Zoo ging het ook J.-E. Blanche. Hij kon niet onverschillig blijven tegenover het ontzaggelijk gebeuren, en voelt zich genoopt zijn gedachten en gewaarwordingen te uiten. Onmiddelijk treedt een nieuwe geestes- en gemoedstoestand bij hem in: wat in den zorgeloozen tijd van den vrede voor den hooghartigen artiest onbegrijpelijk en ongenietbaar was vervult hem nu met liefdevolle bewondering. Een nieuw leven wordt hem geopenbaard. Er zijn weinig mooiere en diepere bladzijden over den oorlog geschreven als de eerste van dit dagboek, waarin de schrijver, die vóór het uitbreken van den oorlog toevallig in Duitschland vertoefde, zijn angst beschrijft en sombere voorgevoelens bij het zien der militaire toebereidselen. En de tragiek der eerste oorlogsdagen siddert in zijn eenvoudig maar sterk en genuanceerd proza. Met de sobere beschrijving van wat in zijne onmiddellijke omgeving gebeurt geeft hij het beeld van de ziel van het fransche volk in die vreeselijke dagen. En hoe handig en natuurlijk tevens weet hij zijn eigen ontroeringen tusschen die huiselijke tafereelen te schikken zonder dat zijn persoon al te zeer op den voorgrond treedt! Tal van scherpzinnige opmerkingen over literaire en plastische kunst, allerlei fijne waarheden en pittoreske beelden vindt men op talrijke bladzijden van die schijnbaar nonchalante maar zoo mooi gestyleerde boeken.
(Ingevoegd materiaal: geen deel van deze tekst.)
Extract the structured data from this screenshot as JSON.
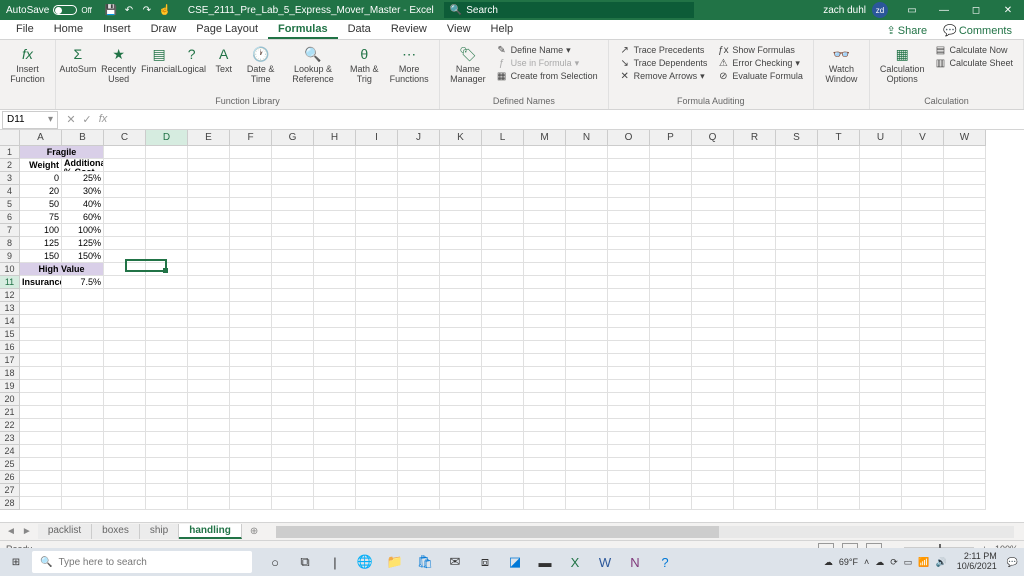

Zoo b.v. dit typisch oordeel over Barrès: ‘le romantique a éteint ses fièvres vénitiennes avec l'amer quinine de cette Lorraine.’
Het is wel zeer merkwaardig - en dit geeft de beste hoop voor de literaire en plastische kunst van na den oorlog - hoe deze oudere kunstenaar, die zijne droomen zag ineenstorten, zich niet overwonnen geeft, maar, om nieuwen moed te putten, zijn luistrend oor legt aan het onstuimige hart van zijn volk.
| |
François Porché. L'arrêt sur la Marne; Le poème de la tranchée. Editions de la Nouvelle Revue française, Paris 1916.
Boeken als deze noemt men gewoonlijk oorlogspoëzie. Niet alleen om aan te toonen dat de oorlog het onderwerp dezer gedichten vormt, in tegenstelling tot de poëzie die in vredestijd wordt geschreven en die de liefde, de lente, de natuur bezingt, maar ook om eene zekere minachting uit te spreken, zooals met de benaming ‘gelegenheidsgedicht.’ Dit onderscheid en die minachting zijn niet te rechtvaardigen. Ik wil graag gelooven dat
| |
| |
de oorlog voor zijne beoefenaars eene minder aangename gebeurtenis is dan de liefde eener lieftallige vrouw, en een minder vreedzaam schouwspel dan het ontplooien der eerste lenteblaren; maar dat de oorlog in mindere mate het menschelijk hart zou ontroeren - en dus in wezen minder dichterlijk zou zijn - ontken ik stellig. Ten tijde van Homeros had men daaromtrent andere gedachten dan sommige verweekte moderne idealisten. En waren in dien tijd de dichters minder dichterlijk of minder gevoelig? Maar in deze zaak is ook weer de romantische sentimentaliteit - die niets anders is dan een soort rhetoriek - de vijand van het ware sentiment.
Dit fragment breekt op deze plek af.